While the pharmacy seems different from other retail purchases, it is not modelled after a Middle Eastern shouk or a casino either.  We don't bargain our price, though apparently our Part D carriers can leverage what they pay and pass along to us or sometimes not pass along to us.  Nor do we expect a bargain on Ladies Wednesday or a discount if the right horse wins at Delaware Park.  Instead we are kept in consumer purgatory, wondering why some of what we experience makes little intuitive sense.  And it's hard to conclude anything other than our elected officials letting us down in some way.

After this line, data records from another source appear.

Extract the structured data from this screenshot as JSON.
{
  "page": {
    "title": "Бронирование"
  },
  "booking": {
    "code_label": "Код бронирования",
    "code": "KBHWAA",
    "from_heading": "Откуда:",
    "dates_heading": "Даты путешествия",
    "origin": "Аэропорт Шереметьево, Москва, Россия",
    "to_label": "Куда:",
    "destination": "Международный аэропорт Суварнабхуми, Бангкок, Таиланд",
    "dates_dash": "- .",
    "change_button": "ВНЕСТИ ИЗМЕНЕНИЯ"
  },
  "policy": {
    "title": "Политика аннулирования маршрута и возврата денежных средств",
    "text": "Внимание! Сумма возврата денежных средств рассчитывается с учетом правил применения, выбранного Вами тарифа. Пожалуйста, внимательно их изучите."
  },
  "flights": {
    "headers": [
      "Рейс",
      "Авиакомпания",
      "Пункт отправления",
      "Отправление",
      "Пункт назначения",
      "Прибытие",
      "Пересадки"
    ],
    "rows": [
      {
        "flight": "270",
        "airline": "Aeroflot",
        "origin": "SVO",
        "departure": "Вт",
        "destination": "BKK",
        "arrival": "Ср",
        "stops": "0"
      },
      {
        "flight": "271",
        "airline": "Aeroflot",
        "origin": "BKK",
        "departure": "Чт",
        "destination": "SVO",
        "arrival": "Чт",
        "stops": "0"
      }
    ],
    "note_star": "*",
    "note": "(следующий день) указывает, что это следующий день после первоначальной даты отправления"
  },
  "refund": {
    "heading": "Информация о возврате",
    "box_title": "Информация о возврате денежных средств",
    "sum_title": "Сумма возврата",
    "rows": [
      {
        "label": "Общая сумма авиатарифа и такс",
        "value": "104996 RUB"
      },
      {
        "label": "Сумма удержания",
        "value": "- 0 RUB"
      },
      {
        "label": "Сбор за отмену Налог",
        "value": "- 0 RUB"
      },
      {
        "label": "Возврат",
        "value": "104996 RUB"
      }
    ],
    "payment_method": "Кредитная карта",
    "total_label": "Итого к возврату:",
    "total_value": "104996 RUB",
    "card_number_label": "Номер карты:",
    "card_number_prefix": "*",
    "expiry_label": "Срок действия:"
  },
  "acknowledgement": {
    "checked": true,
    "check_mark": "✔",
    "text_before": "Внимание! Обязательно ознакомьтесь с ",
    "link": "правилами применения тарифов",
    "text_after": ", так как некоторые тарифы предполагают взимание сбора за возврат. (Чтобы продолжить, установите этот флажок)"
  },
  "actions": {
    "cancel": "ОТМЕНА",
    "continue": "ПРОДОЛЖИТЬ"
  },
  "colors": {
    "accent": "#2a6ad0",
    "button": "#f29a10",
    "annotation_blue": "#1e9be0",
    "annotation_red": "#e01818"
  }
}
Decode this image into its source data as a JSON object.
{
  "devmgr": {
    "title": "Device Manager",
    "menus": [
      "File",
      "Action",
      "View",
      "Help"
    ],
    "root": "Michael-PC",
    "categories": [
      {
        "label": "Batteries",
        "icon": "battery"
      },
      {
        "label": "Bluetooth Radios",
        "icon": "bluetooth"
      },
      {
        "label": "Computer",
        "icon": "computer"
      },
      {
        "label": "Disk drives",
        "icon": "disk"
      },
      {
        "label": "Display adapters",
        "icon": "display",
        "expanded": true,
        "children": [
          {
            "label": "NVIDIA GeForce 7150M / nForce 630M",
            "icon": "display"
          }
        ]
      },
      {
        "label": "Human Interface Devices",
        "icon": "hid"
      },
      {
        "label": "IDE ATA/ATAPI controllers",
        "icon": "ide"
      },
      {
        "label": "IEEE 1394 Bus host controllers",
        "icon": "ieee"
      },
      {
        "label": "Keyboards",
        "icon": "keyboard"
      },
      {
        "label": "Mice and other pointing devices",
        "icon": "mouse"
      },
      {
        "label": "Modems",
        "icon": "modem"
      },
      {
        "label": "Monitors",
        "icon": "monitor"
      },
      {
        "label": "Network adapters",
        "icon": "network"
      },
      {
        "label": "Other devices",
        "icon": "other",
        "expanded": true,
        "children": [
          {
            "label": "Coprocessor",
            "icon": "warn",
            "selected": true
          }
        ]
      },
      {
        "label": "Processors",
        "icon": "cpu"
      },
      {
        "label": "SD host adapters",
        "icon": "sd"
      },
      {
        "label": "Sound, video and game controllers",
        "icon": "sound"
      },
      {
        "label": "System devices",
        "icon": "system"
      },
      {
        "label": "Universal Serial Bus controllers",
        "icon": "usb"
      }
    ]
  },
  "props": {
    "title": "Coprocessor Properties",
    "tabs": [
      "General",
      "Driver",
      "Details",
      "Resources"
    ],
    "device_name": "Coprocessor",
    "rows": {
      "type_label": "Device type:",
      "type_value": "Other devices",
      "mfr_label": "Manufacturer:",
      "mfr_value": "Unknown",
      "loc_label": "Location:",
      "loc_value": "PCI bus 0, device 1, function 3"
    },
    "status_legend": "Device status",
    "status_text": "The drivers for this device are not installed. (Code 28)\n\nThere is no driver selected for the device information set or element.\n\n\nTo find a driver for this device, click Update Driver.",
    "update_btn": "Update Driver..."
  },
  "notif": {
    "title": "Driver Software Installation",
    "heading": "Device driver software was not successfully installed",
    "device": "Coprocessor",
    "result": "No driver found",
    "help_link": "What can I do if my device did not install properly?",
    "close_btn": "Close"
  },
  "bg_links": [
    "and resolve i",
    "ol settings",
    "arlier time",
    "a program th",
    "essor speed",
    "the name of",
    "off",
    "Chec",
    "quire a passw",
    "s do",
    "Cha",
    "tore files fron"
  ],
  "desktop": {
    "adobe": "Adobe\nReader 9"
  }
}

So why is a generic medicine prebottled in India so much different in any stated price, even under the best conditions, than the other generics?  Patent law times exclusivity for the patent holder, and for safety, when a pharmaceutical goes generic, a single competitor will be granted exclusivity for six months to see if the post-marketing generic pill is indistinguishable in any detrimental way from the original.  Then it becomes open market, unless a manufacturer wants to corner that market by buying competitors or other legal mechanisms to remain the only production source past patent expiration.  A recent New England Journal of Medicine Perspective Article, using Suboxone as the focus, details the multiple ways a manufacturer can game the regulatory system to maintain post-patent exclusivity and exorbitant pricing that a free market would effectively tame.  https://www.nejm.org/doi/full/10.1056/NEJMp1906680

After forty years of signing prescription pads, becoming proficient at the medication options, including price, for most pharmaceuticals used for endocrine disorders, addressing complaints from patients and sales pitches from company representatives trained to get me to prescribe more, I thought my understanding would be better than it really is.  If transparency fails among experienced professionals, the consumers of their doctors' prescriptions have no chance of escaping what registers as "rip-off" and probably really is.  We need to start with a better understanding of why one generic has a cash price tag of $14 and another has a cash price tag a minimum of ten times that but often much more.  Somebody is making more money than a free market would dictate, some of us are being extorted or even victimized at the peril of our health, and some such as the retailers and distributors are caught in the middle.  We consumers deserve better from the officials we choose to represent us.  So do our students of all ages who we try to teach the superiority of fair markets that ultimately prevail in America, usually as correction of prior abuse, throughout our history.  Correction seems long overdue.